UX Design

AT&T Switcher Flow

Client: AT&T
Date: February 2018
Role: Information Architect & Design Consultant
Tools: Adobe XD, PowerPoint
Powered By: Adobe XD
“As a product owner, I need a functional prototype to user-test the optimal presentation of “call me” functionality in the Switcher Flow.”




FUNCTION: In order for a DIRECTV customer to actually switch wireless carriers, he must speak to a rep. We also know most users will expect to complete a process online when they've started online. How might we mitigate abandonment by creating an efficient way for a customer to speak to a call center rep?

DESIGN: The current design does not meet color contrast (accessibility) requirements and the content hierarchy needs improvement.


To add functionality to the Switcher Flow so the user can schedule a time for the rep to call him instead of waiting on hold indefinitely.

Mobile first. This flow contains a lot of content and I need to ensure it's easily understood. If we master the hierarchy on the smaller screen, we can easily apply the design to larger viewports.


I wanted to maintain the existing structure of the flow. The original flow was completed on one (scrolling) page. Being thoughtful of cognitive load, I applied the chunking principle and progressive-reveal to break up the content.  Once the user has provided his information, we'll collect his contact info and let him schedule a call back from as soon as 15 minutes, to 48 hours.

See the prototype  

As a courtesy I also presented the product team with a list of the aesthetic issues with the original design, which they did not realize. The design was updated as a result.

See the project solution recommendation 



10 of 10 participants completed the flow quickly and easily—“incredibly easy".
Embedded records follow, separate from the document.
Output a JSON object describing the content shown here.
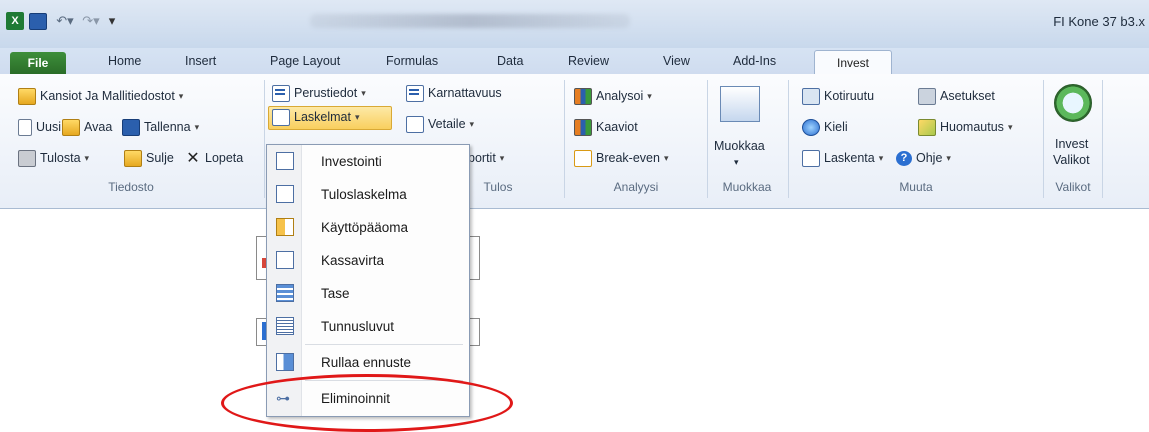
{
  "window": {
    "title": "FI Kone 37 b3.x"
  },
  "qat": {
    "save_tip": "Save",
    "undo_tip": "Undo",
    "redo_tip": "Redo",
    "customize_tip": "Customize"
  },
  "tabs": {
    "file": "File",
    "home": "Home",
    "insert": "Insert",
    "page_layout": "Page Layout",
    "formulas": "Formulas",
    "data": "Data",
    "review": "Review",
    "view": "View",
    "add_ins": "Add-Ins",
    "invest": "Invest"
  },
  "ribbon": {
    "tiedosto": {
      "label": "Tiedosto",
      "kansiot": "Kansiot Ja Mallitiedostot",
      "uusi": "Uusi",
      "avaa": "Avaa",
      "tallenna": "Tallenna",
      "tulosta": "Tulosta",
      "sulje": "Sulje",
      "lopeta": "Lopeta"
    },
    "tulos": {
      "label": "Tulos",
      "perustiedot": "Perustiedot",
      "laskelmat": "Laskelmat",
      "kannattavuus_a": "Kar",
      "kannattavuus_b": "nattavuus",
      "vertaile_a": "Ve",
      "vertaile_b": "taile",
      "raportit": "portit"
    },
    "analyysi": {
      "label": "Analyysi",
      "analysoi": "Analysoi",
      "kaaviot": "Kaaviot",
      "break_even": "Break-even"
    },
    "muokkaa": {
      "label": "Muokkaa",
      "button": "Muokkaa"
    },
    "muuta": {
      "label": "Muuta",
      "kotiruutu": "Kotiruutu",
      "asetukset": "Asetukset",
      "kieli": "Kieli",
      "huomautus": "Huomautus",
      "laskenta": "Laskenta",
      "ohje": "Ohje"
    },
    "valikot": {
      "label": "Valikot",
      "invest_line1": "Invest",
      "invest_line2": "Valikot"
    }
  },
  "menu": {
    "items": [
      {
        "label": "Investointi"
      },
      {
        "label": "Tuloslaskelma"
      },
      {
        "label": "Käyttöpääoma"
      },
      {
        "label": "Kassavirta"
      },
      {
        "label": "Tase"
      },
      {
        "label": "Tunnusluvut"
      },
      {
        "label": "Rullaa ennuste"
      },
      {
        "label": "Eliminoinnit"
      }
    ]
  },
  "colors": {
    "highlight": "#e01818",
    "file_tab": "#2a6d28",
    "selected_button": "#f9cf5e"
  }
}
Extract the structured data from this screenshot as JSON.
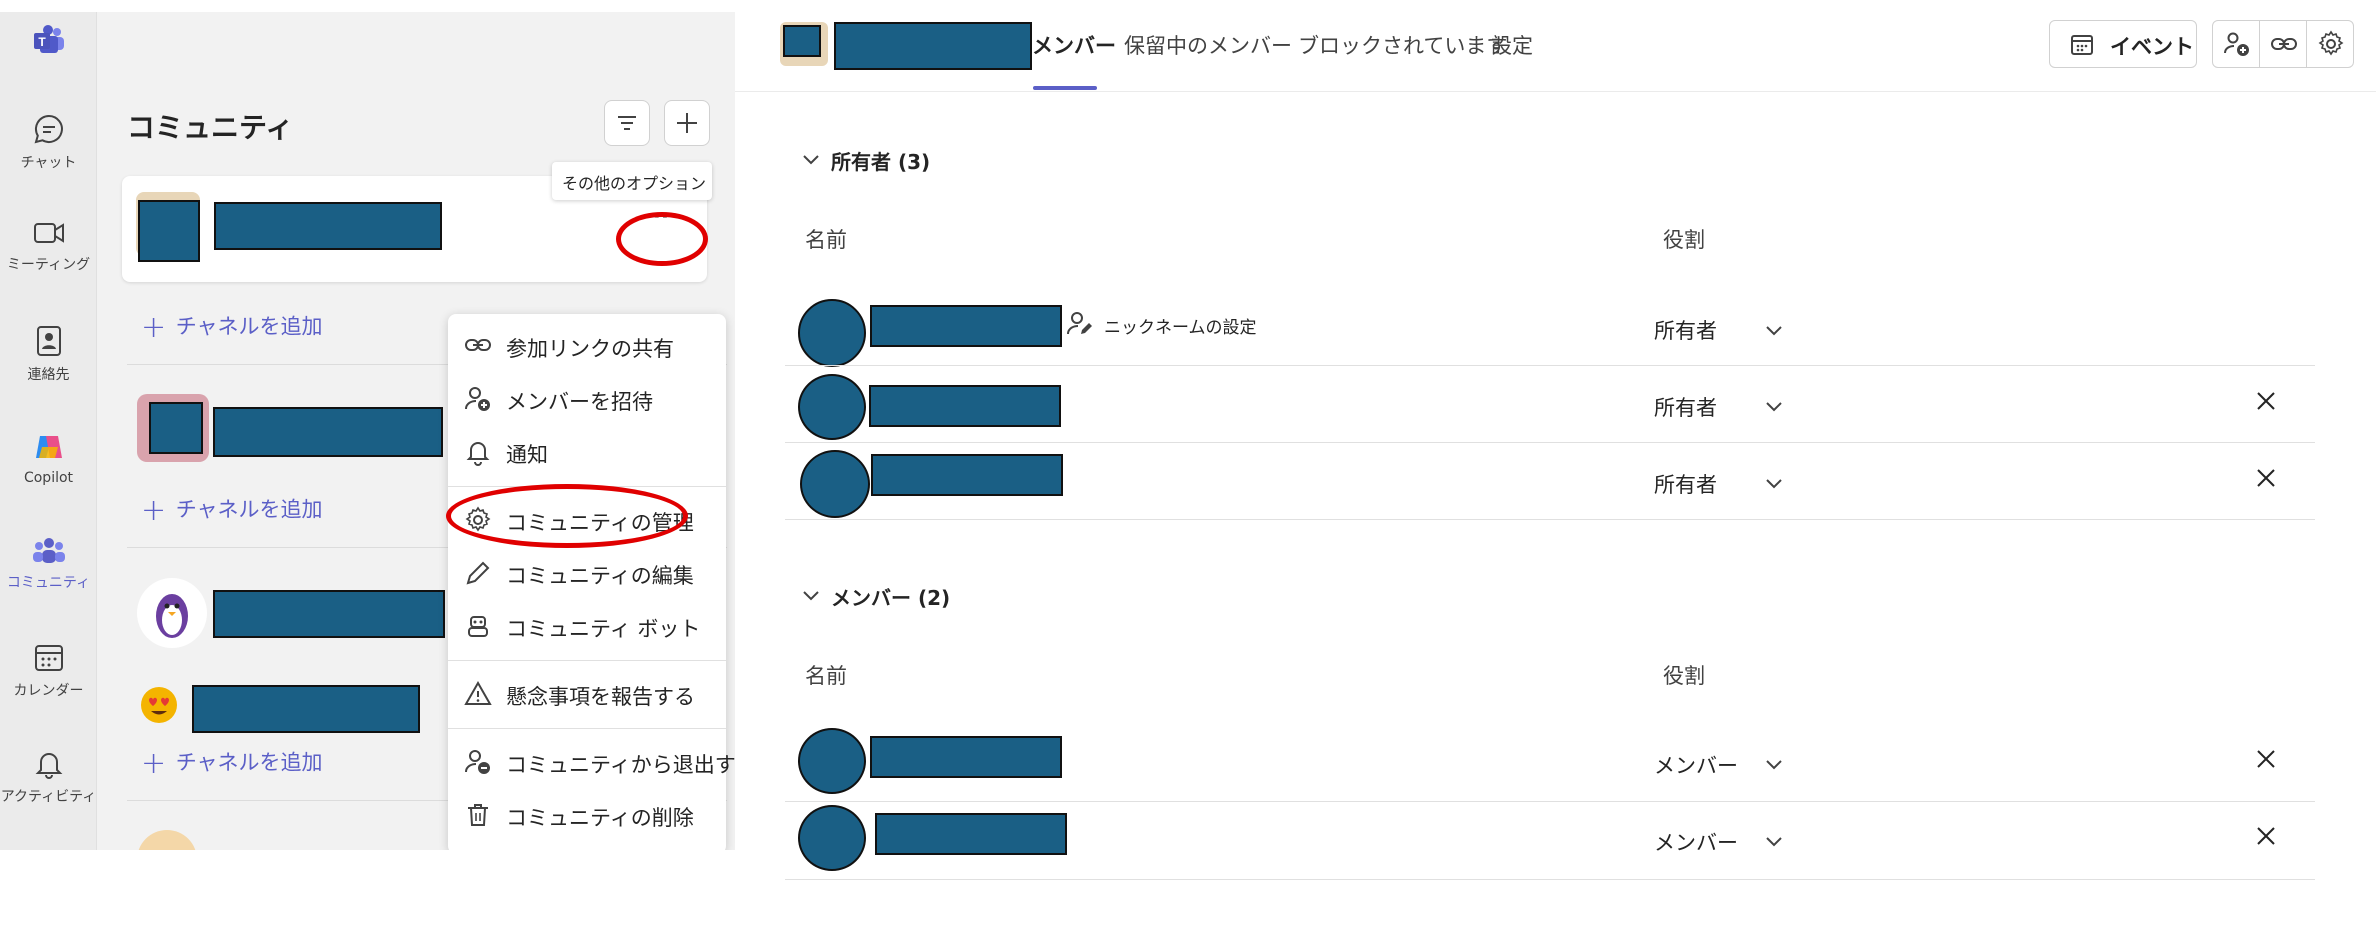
{
  "rail": {
    "items": [
      {
        "id": "teams",
        "label": ""
      },
      {
        "id": "chat",
        "label": "チャット"
      },
      {
        "id": "meeting",
        "label": "ミーティング"
      },
      {
        "id": "contacts",
        "label": "連絡先"
      },
      {
        "id": "copilot",
        "label": "Copilot"
      },
      {
        "id": "community",
        "label": "コミュニティ"
      },
      {
        "id": "calendar",
        "label": "カレンダー"
      },
      {
        "id": "activity",
        "label": "アクティビティ"
      }
    ]
  },
  "communities": {
    "title": "コミュニティ",
    "tooltip": "その他のオプション",
    "add_channel": "チャネルを追加"
  },
  "context_menu": {
    "items": [
      {
        "label": "参加リンクの共有",
        "icon": "link-icon"
      },
      {
        "label": "メンバーを招待",
        "icon": "person-add-icon"
      },
      {
        "label": "通知",
        "icon": "bell-icon"
      },
      {
        "label": "コミュニティの管理",
        "icon": "gear-icon"
      },
      {
        "label": "コミュニティの編集",
        "icon": "pencil-icon"
      },
      {
        "label": "コミュニティ ボット",
        "icon": "bot-icon"
      },
      {
        "label": "懸念事項を報告する",
        "icon": "warning-icon"
      },
      {
        "label": "コミュニティから退出する",
        "icon": "person-leave-icon"
      },
      {
        "label": "コミュニティの削除",
        "icon": "trash-icon"
      }
    ]
  },
  "header": {
    "tabs": [
      {
        "label": "メンバー",
        "active": true
      },
      {
        "label": "保留中のメンバー",
        "active": false
      },
      {
        "label": "ブロックされています",
        "active": false
      },
      {
        "label": "設定",
        "active": false
      }
    ],
    "event_button": "イベント"
  },
  "owners": {
    "title": "所有者 (3)",
    "col_name": "名前",
    "col_role": "役割",
    "nickname_label": "ニックネームの設定",
    "rows": [
      {
        "role": "所有者"
      },
      {
        "role": "所有者"
      },
      {
        "role": "所有者"
      }
    ]
  },
  "members": {
    "title": "メンバー (2)",
    "col_name": "名前",
    "col_role": "役割",
    "rows": [
      {
        "role": "メンバー"
      },
      {
        "role": "メンバー"
      }
    ]
  },
  "colors": {
    "accent": "#5b5fc7",
    "redaction": "#1a5f85",
    "highlight": "#e00000"
  }
}
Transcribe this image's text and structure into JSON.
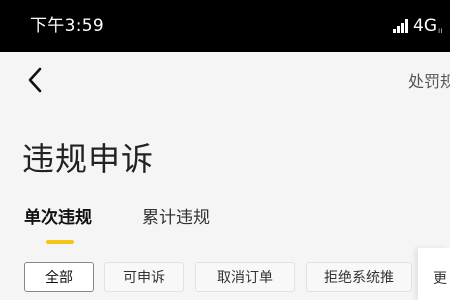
{
  "status_bar": {
    "time": "下午3:59",
    "network": "4G",
    "network_sub": "ıı"
  },
  "nav": {
    "back_icon": "chevron-left-icon",
    "right_link": "处罚规"
  },
  "page": {
    "title": "违规申诉"
  },
  "tabs": [
    {
      "label": "单次违规",
      "active": true
    },
    {
      "label": "累计违规",
      "active": false
    }
  ],
  "filters": [
    {
      "label": "全部",
      "selected": true
    },
    {
      "label": "可申诉",
      "selected": false
    },
    {
      "label": "取消订单",
      "selected": false
    },
    {
      "label": "拒绝系统推",
      "selected": false
    }
  ],
  "more": {
    "label": "更"
  },
  "colors": {
    "accent": "#f5c518",
    "status_bar_bg": "#000000",
    "page_bg": "#f5f5f5"
  }
}
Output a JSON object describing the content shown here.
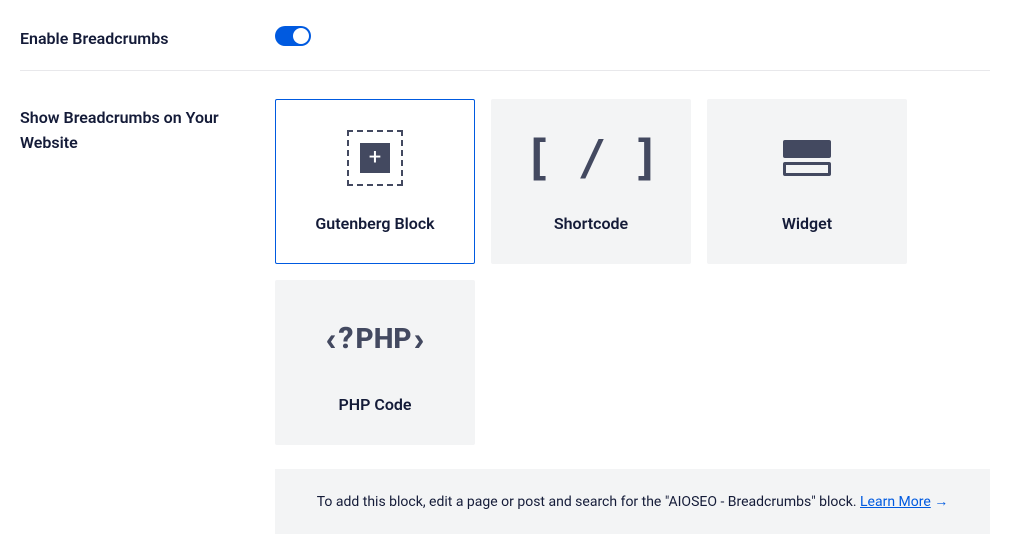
{
  "enable": {
    "label": "Enable Breadcrumbs",
    "value": true
  },
  "show": {
    "label": "Show Breadcrumbs on Your Website"
  },
  "cards": {
    "gutenberg": "Gutenberg Block",
    "shortcode": "Shortcode",
    "widget": "Widget",
    "php": "PHP Code",
    "shortcode_icon": "[ / ]",
    "php_icon_php": "PHP"
  },
  "info": {
    "text": "To add this block, edit a page or post and search for the \"AIOSEO - Breadcrumbs\" block. ",
    "link_text": "Learn More",
    "arrow": "→"
  }
}
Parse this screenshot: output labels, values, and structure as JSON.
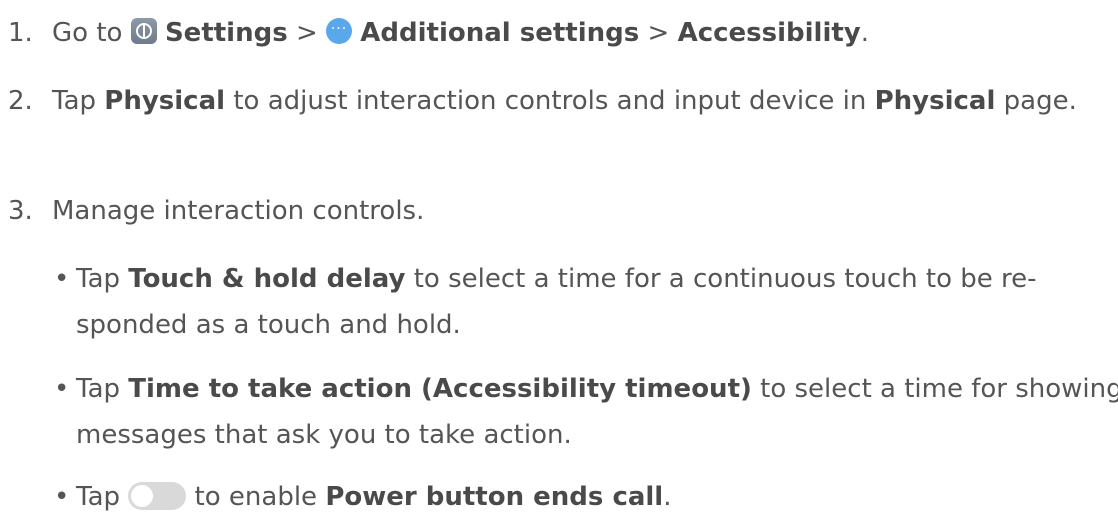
{
  "step1": {
    "num": "1.",
    "go_to": "Go to",
    "settings": "Settings",
    "sep1": ">",
    "additional": "Additional settings",
    "sep2": ">",
    "accessibility": "Accessibility",
    "end": "."
  },
  "step2": {
    "num": "2.",
    "tap": "Tap",
    "physical": "Physical",
    "mid": "to adjust interaction controls and input device in",
    "physical2": "Physical",
    "end": "page."
  },
  "step3": {
    "num": "3.",
    "text": "Manage interaction controls."
  },
  "bullets": {
    "dot": "•",
    "b1": {
      "tap": "Tap",
      "bold": "Touch & hold delay",
      "rest": "to select a time for a continuous touch to be re-sponded as a touch and hold."
    },
    "b2": {
      "tap": "Tap",
      "bold": "Time to take action (Accessibility timeout)",
      "rest": "to select a time for showing messages that ask you to take action."
    },
    "b3": {
      "tap": "Tap",
      "mid": "to enable",
      "bold": "Power button ends call",
      "end": "."
    }
  },
  "icons": {
    "settings": "settings-icon",
    "more": "more-options-icon",
    "toggle": "toggle-switch-icon",
    "more_glyph": "···"
  },
  "colors": {
    "text": "#555555",
    "settings_icon": "#7d8996",
    "more_icon": "#5aa7ea",
    "toggle_off": "#d9d9d9"
  }
}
8 of 10 participants wanted earlier notification that switching requires a callback.

9 of 10 participants understood the benefit enough to move forward, most expecting more details before deciding.

10 of 10 participants liked the overall design—“Very appealing” & “Easy to follow and easy on the eyes”.

8 of 10 participants preferred the two page split over a single page flow.

9 of 10 participants quickly and easily used the grid, all liked it—“clear and easy” & “easy and convenient”.

8 of 10 participants preferred the grid over the list.